En laboratoire, on modifie les cellules T pour y ajouter un récepteur synthétique, le CAR. Ce récepteur permet aux cellules T de s’activer pour détruire les cellules cancéreuses, mais son mécanisme de reconnaissance des tumeurs n’est pas très précis: les cellules T s’attaquent souvent aussi aux tissus sains. L’immunothérapie CAR-T est ainsi très efficace dans le cas des leucémies, où le manque de spécificité des CAR n’est pas fatal, mais elle fonctionne moins bien quand il s’agit de cancers solides, comme celui des ovaires. «Les cellules CAR-T attaquent la tumeur dans l’ovaire, mais elles détruisent par le fait même les tissus sains, en particulier les poumons. Vous soignez le cancer, mais vous tuez la patiente», constate Paul François.
Mettre la pédale douce
Comment alors moduler ces réponses du système immunitaire? L’équipe de scientifiques a utilisé à son profit les récepteurs naturellement présents dans les cellules T (TCR). Ces TCR ont la capacité de distinguer les cellules saines de celles cancéreuses, en reconnaissant les protéines distinctes à leur surface. Mais les cellules T ne sont pas très efficaces pour combattre les tumeurs.

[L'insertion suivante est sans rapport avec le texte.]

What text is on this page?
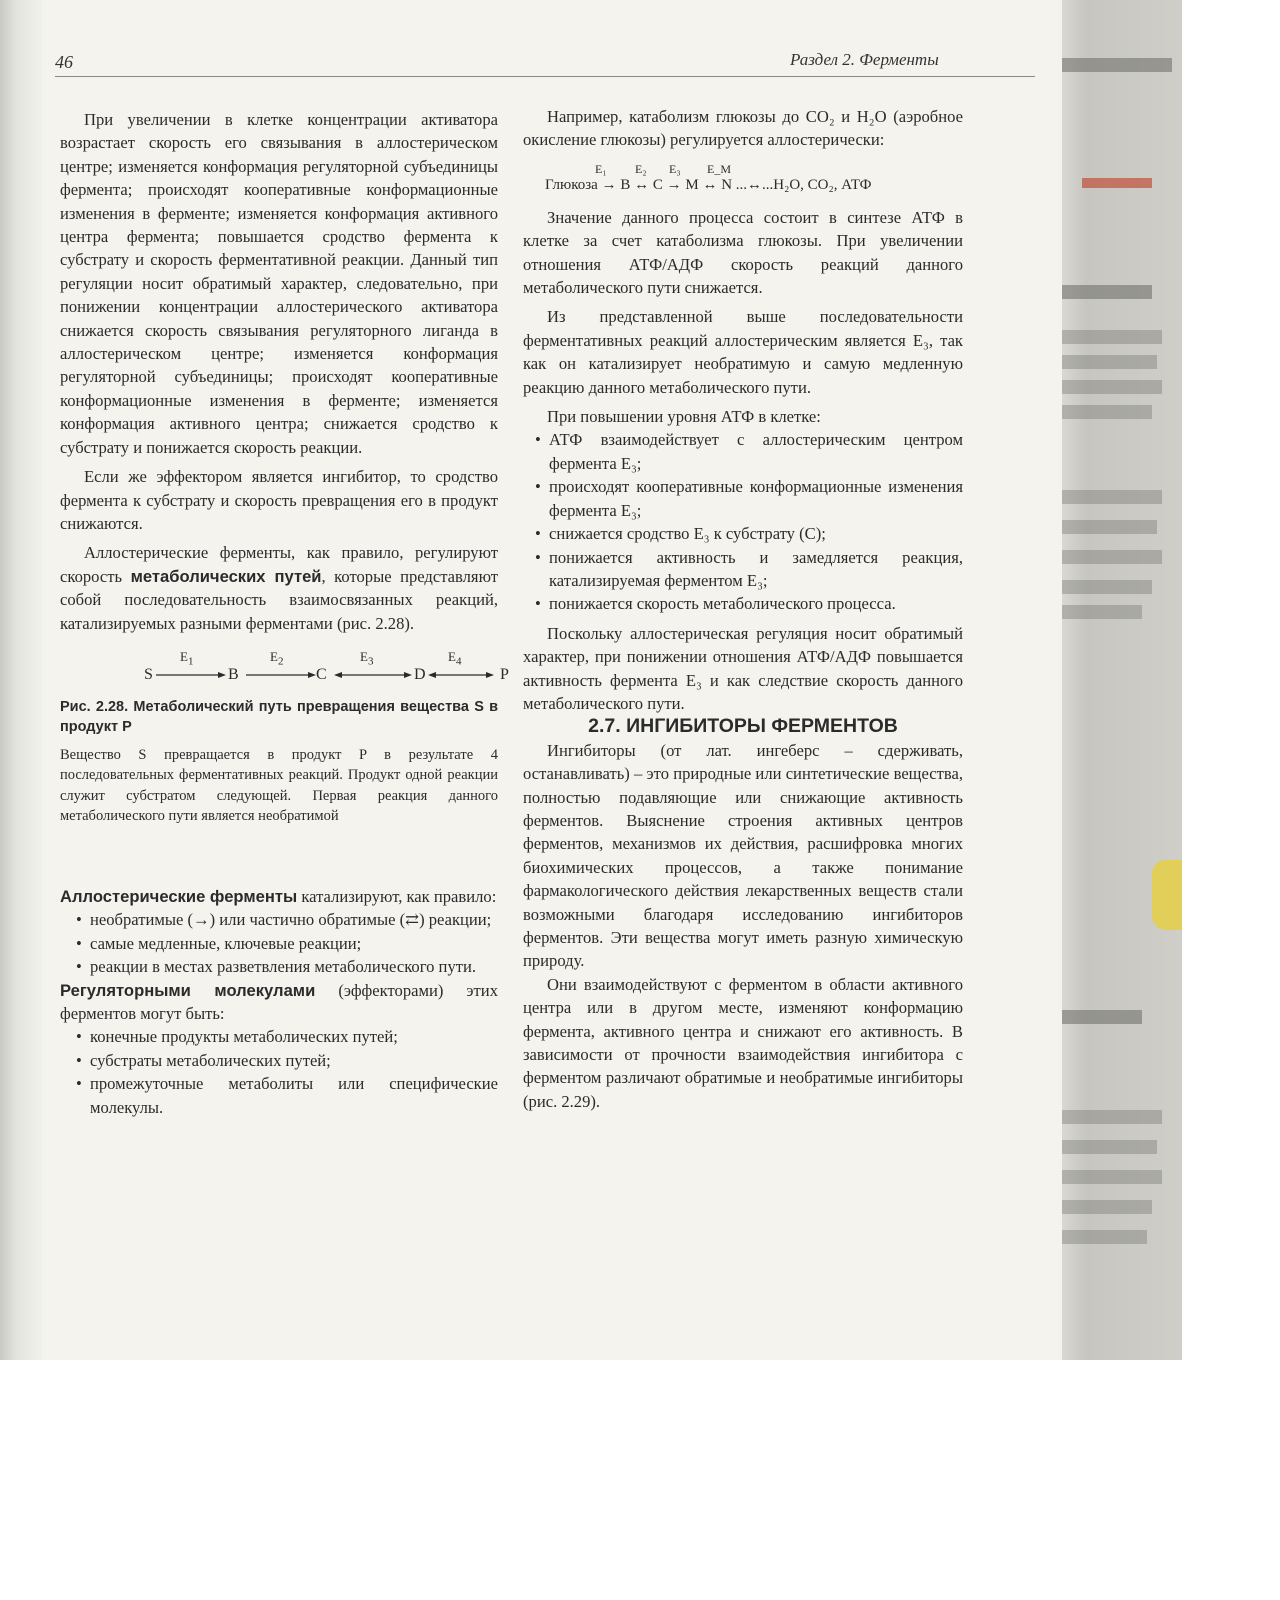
46	Раздел 2. Ферменты

При увеличении в клетке концентрации активатора возрастает скорость его связывания в аллостерическом центре; изменяется конформация регуляторной субъединицы фермента; происходят кооперативные конформационные изменения в ферменте; изменяется конформация активного центра фермента; повышается сродство фермента к субстрату и скорость ферментативной реакции. Данный тип регуляции носит обратимый характер, следовательно, при понижении концентрации аллостерического активатора снижается скорость связывания регуляторного лиганда в аллостерическом центре; изменяется конформация регуляторной субъединицы; происходят кооперативные конформационные изменения в ферменте; изменяется конформация активного центра; снижается сродство к субстрату и понижается скорость реакции.

Если же эффектором является ингибитор, то сродство фермента к субстрату и скорость превращения его в продукт снижаются.

Аллостерические ферменты, как правило, регулируют скорость метаболических путей, которые представляют собой последовательность взаимосвязанных реакций, катализируемых разными ферментами (рис. 2.28).

S	B	C	D	P
$E_1$	$E_2$	$E_3$	$E_4$

Рис. 2.28. Метаболический путь превращения вещества S в продукт P

Вещество S превращается в продукт P в результате 4 последовательных ферментативных реакций. Продукт одной реакции служит субстратом следующей. Первая реакция данного метаболического пути является необратимой

Аллостерические ферменты катализируют, как правило:

• необратимые (→) или частично обратимые (⇄) реакции;
• самые медленные, ключевые реакции;
• реакции в местах разветвления метаболического пути.

Регуляторными молекулами (эффекторами) этих ферментов могут быть:

• конечные продукты метаболических путей;
• субстраты метаболических путей;
• промежуточные метаболиты или специфические молекулы.

Например, катаболизм глюкозы до CO₂ и H₂O (аэробное окисление глюкозы) регулируется аллостерически:

E₁ E₂ E₃ E_M
Глюкоза → B ↔ C → M ↔ N ...↔...H₂O, CO₂, АТФ

Значение данного процесса состоит в синтезе АТФ в клетке за счет катаболизма глюкозы. При увеличении отношения АТФ/АДФ скорость реакций данного метаболического пути снижается.

Из представленной выше последовательности ферментативных реакций аллостерическим является E₃, так как он катализирует необратимую и самую медленную реакцию данного метаболического пути.

При повышении уровня АТФ в клетке:

• АТФ взаимодействует с аллостерическим центром фермента E₃;
• происходят кооперативные конформационные изменения фермента E₃;
• снижается сродство E₃ к субстрату (C);
• понижается активность и замедляется реакция, катализируемая ферментом E₃;
• понижается скорость метаболического процесса.

Поскольку аллостерическая регуляция носит обратимый характер, при понижении отношения АТФ/АДФ повышается активность фермента E₃ и как следствие скорость данного метаболического пути.

2.7. ИНГИБИТОРЫ ФЕРМЕНТОВ

Ингибиторы (от лат. ингеберс – сдерживать, останавливать) – это природные или синтетические вещества, полностью подавляющие или снижающие активность ферментов. Выяснение строения активных центров ферментов, механизмов их действия, расшифровка многих биохимических процессов, а также понимание фармакологического действия лекарственных веществ стали возможными благодаря исследованию ингибиторов ферментов. Эти вещества могут иметь разную химическую природу.

Они взаимодействуют с ферментом в области активного центра или в другом месте, изменяют конформацию фермента, активного центра и снижают его активность. В зависимости от прочности взаимодействия ингибитора с ферментом различают обратимые и необратимые ингибиторы (рис. 2.29).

Les chercheurs ont découvert qu’ils pouvaient utiliser les TCR comme une pédale de frein à la réponse trop enthousiaste des CAR dans les tissus sains, combinant deux stratégies pour concevoir des cellules CAR qui intègrent des TCR. «On a longtemps pensé que les TCR étaient uniquement des “accélérateurs”, mais on a montré qu’on pouvait les moduler pour freiner la réponse immunitaire au lieu de l’activer», précise Paul François.
Paul François et son étudiant François Bourassa ont conçu le modèle mathématique théorique qui a permis de comprendre comment moduler la réponse immunitaire à l’aide des récepteurs présents naturellement sur les cellules T, pour une réponse plus «nuancée». «On a expliqué mathématiquement que, pour avoir une meilleure réponse immunitaire, il faut avoir un équilibre entre la pédale de frein et l’accélérateur de la cellule T», souligne-t-il.
Cette idée a permis à l’équipe de mettre au point un concept d’immunothérapie nommé AEBS (Antagonism-Enforced Braking System). «On n’est pas les seuls à essayer de reprogrammer la cellule CAR pour la rendre davantage efficace dans la lutte contre les tumeurs, mais on est les premiers à exploiter cette idée d’utiliser les récepteurs naturels comme pédale de frein», estime Paul François.
En laboratoire, l’équipe de Naomi Taylor a ensuite réussi à fabriquer et à tester des cellules T qui peuvent à la fois mettre les freins dans les tissus sains et fonctionner à plein régime quand elles rencontrent une tumeur.
Devant ces résultats forts encourageants, une demande brevet a été déposée et des essais cliniques pourraient être effectués. «Cela a commencé par un problème assez théorique et l’on a finalement réussi à exploiter l’idée pour un traitement», résume Paul François. Le long chemin semble enfin porter ses fruits.
À propos de cette étude
L’article «Engineering TCR-controlled Fuzzy Logic into CAR T-Cells Enhances Therapeutic Specificity», par Paul François et ses collègues, a été publié dans la revue Cell.